I am totally astonished as to how well AirplaySDK works. The guys at Ideaworks Labs have done it right.
They have made all the right choices when developing an SDK for cross mobile OS game development.
The issue with mobile game development is dealing with all the different Mobile OS plus dealing with different hardware using same OS. Game developers are somewhat lucky if there is OpenGLES implementation available as then they don’t have to worry too much about the rendering part. The sound and file IO and network features still mostly remain as an issue. OpenAL is not supported on most phones for sound. EdgeLib appeared a few years back to solve the problem of IO, Sound and Network features plus to allow software renderer in case OpenGLES is not available. More on EdgeLib in another post.
I tested the kartz sample from AirplaySDK on N82, N80, HTC Diamond, Samsung Omnia.
It is much easier to just list the feature pros and cons of AirplaySDK that I figured out so far by reading and trying out.
PROS
- Native binary without any VM.
- Good packaging tools for all OS.
- Fixed point computation as well as floating point available.
- Speedy Software rendering engine
- Auto fallback to software rendering when no hardware accelerator present.
- Sticking to opensource libraries.
- One Dynamic Engine (ODE) for rigid body physics.
- Support for multiple Mobile OS including Symbian, iPhone, Windows Mobile, Android,BREW and Linux). Edgelib doesn’t support Anrdoid and BREW.
- Highly optimised compression of assets for games. Not just simple zip compression but usage of Derbh which uses shared buffer across files. Claims on site say that Metal Gear Solid came down to 1.5MB.
- Arm debugger/emulator available that runs on Windows. Debugging is much easier this way.
- Windows emulator allows testing of software in various different scenerios (tilt/compass/keypad/touch/resolution)
- VS Studio programmers would love it as they can use VS with this SDK. Very tight integration.
- UI development possible for softwares other than games. This is interesting feature but as the Core System API is not extensive, it won’t be possible for creating full applications. Only simple apps can be built. There is possibilty of extensions that can do OS dependent API calls but this system is not exposed to developers to create their own extensions. There seems to be discussion of this opening up on AirplaySDK Forum.
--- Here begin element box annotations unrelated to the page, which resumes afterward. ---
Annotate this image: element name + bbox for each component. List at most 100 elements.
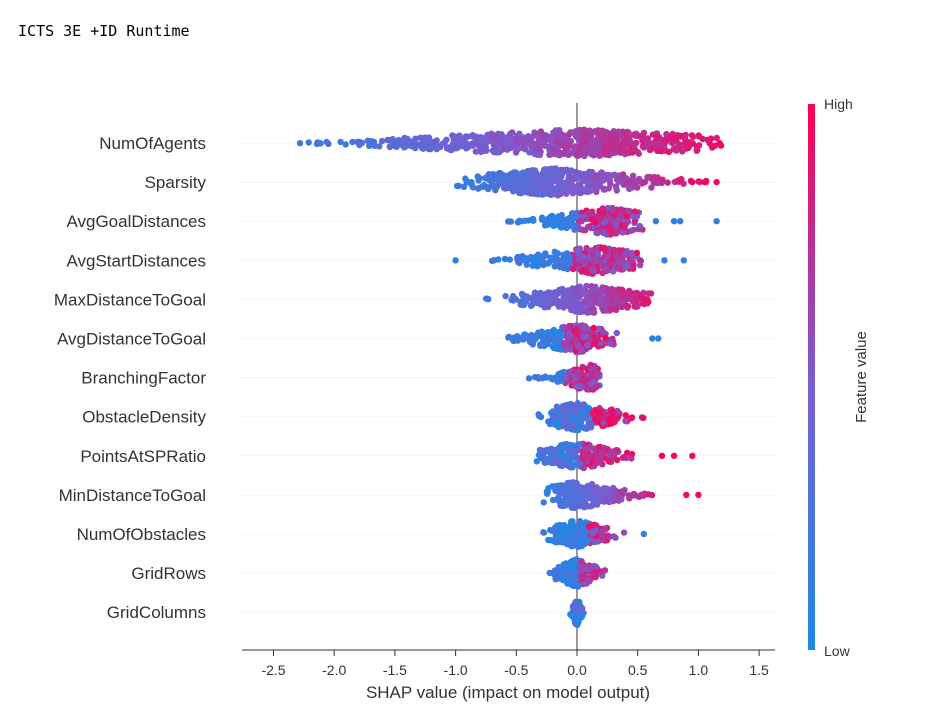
shap-point xyxy=(585,210,593,217)
shap-point xyxy=(479,141,487,149)
feature-label: AvgGoalDistances xyxy=(66,212,206,231)
shap-point xyxy=(620,454,627,461)
shap-point xyxy=(529,174,536,181)
shap-point xyxy=(557,449,564,456)
shap-point xyxy=(571,292,579,300)
shap-point xyxy=(610,495,618,503)
shap-point xyxy=(625,492,633,499)
shap-point xyxy=(580,186,587,194)
shap-point xyxy=(557,571,564,579)
shap-point xyxy=(613,187,620,194)
shap-point xyxy=(589,409,596,417)
shap-point xyxy=(629,265,637,272)
shap-point xyxy=(580,287,587,294)
shap-point xyxy=(680,180,687,187)
feature-label: PointsAtSPRatio xyxy=(80,447,206,466)
shap-point xyxy=(683,491,690,499)
shap-point xyxy=(579,452,586,459)
shap-point xyxy=(594,371,601,378)
shap-point xyxy=(640,414,647,422)
shap-point xyxy=(342,141,349,148)
x-tick-label: 1.5 xyxy=(749,662,769,678)
shap-point xyxy=(610,487,617,494)
shap-point xyxy=(601,185,608,192)
shap-point xyxy=(626,137,633,145)
shap-point xyxy=(644,300,651,307)
shap-point xyxy=(637,132,644,140)
shap-point xyxy=(640,530,647,538)
shap-point xyxy=(510,169,517,176)
shap-point xyxy=(663,130,670,138)
shap-point xyxy=(560,460,567,468)
shap-point xyxy=(557,523,564,530)
shap-point xyxy=(615,128,622,135)
shap-point xyxy=(578,217,585,225)
shap-point xyxy=(543,340,550,347)
shap-point xyxy=(552,421,559,429)
shap-point xyxy=(569,422,576,429)
shap-point xyxy=(545,485,552,492)
shap-point xyxy=(569,582,576,589)
shap-point xyxy=(425,134,433,141)
shap-point xyxy=(588,481,596,488)
shap-point xyxy=(602,525,609,533)
shap-point xyxy=(565,484,573,491)
shap-point xyxy=(558,211,565,219)
shap-point xyxy=(495,256,502,263)
shap-point xyxy=(615,492,622,500)
shap-point xyxy=(317,140,324,147)
shap-point xyxy=(391,142,399,150)
row-guides xyxy=(242,142,775,613)
shap-point xyxy=(624,303,632,310)
shap-point xyxy=(538,447,546,454)
shap-point xyxy=(654,179,661,187)
shap-point xyxy=(489,170,497,178)
shap-point xyxy=(579,524,587,531)
shap-point xyxy=(612,306,620,314)
shap-point xyxy=(551,413,558,420)
shap-point xyxy=(510,188,517,195)
shap-point xyxy=(582,425,589,432)
shap-point xyxy=(536,299,543,306)
shap-point xyxy=(590,143,597,151)
feature-label: BranchingFactor xyxy=(81,369,206,388)
shap-point xyxy=(688,132,696,139)
shap-point xyxy=(603,144,610,152)
shap-point xyxy=(545,536,552,544)
shap-point xyxy=(573,556,580,563)
shap-point xyxy=(501,255,509,263)
shap-point xyxy=(296,140,304,147)
shap-point xyxy=(555,329,562,336)
shap-point xyxy=(565,451,572,459)
shap-point xyxy=(649,144,656,152)
shap-point xyxy=(636,262,644,269)
colorbar-title: Feature value xyxy=(853,331,870,423)
shap-point xyxy=(510,334,518,341)
shap-point xyxy=(560,341,567,348)
shap-point xyxy=(537,341,544,348)
shap-point xyxy=(610,449,618,456)
x-tick-label: -1.0 xyxy=(444,662,468,678)
shap-point xyxy=(605,212,613,220)
shap-point xyxy=(579,306,587,313)
shap-point xyxy=(561,404,568,411)
shap-point xyxy=(661,257,668,264)
shap-point xyxy=(600,419,607,427)
shap-point xyxy=(571,226,578,233)
shap-point xyxy=(538,190,545,198)
shap-point xyxy=(529,215,537,223)
shap-point xyxy=(483,134,490,141)
shap-point xyxy=(562,144,569,152)
shap-point xyxy=(587,150,595,158)
shap-point xyxy=(589,370,596,377)
shap-point xyxy=(641,178,649,186)
shap-point xyxy=(533,188,540,195)
shap-point xyxy=(520,179,527,186)
shap-point xyxy=(633,139,640,147)
shap-point xyxy=(554,341,562,348)
shap-point xyxy=(557,224,565,231)
shap-point xyxy=(624,128,631,136)
shap-point xyxy=(594,499,602,506)
shap-point xyxy=(637,295,644,302)
shap-point xyxy=(578,491,585,499)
- Extensions available (only for iPhone) for some of iPhone specific API
- Phone Orientation awareness and auto rotation of GUI.
- Human Interface limitations/possiblities awareness. Can detect touch screen and keypad and control based on that.
- Handling of phone events (incoming call/notifications) without extra code.
- UI code for input is intelligent enough to display touch keypad on touch UI systems without any extra work. MoSync can’t do that. EdgeLib has no support for UI controls/widgets.
CONS
- No support for OSX/XCode for development yet. It is planned though.
- Integrates best with visual studio which can be costly. Although express edition is free and should be enough
- Not very extensive API for core OS like System API.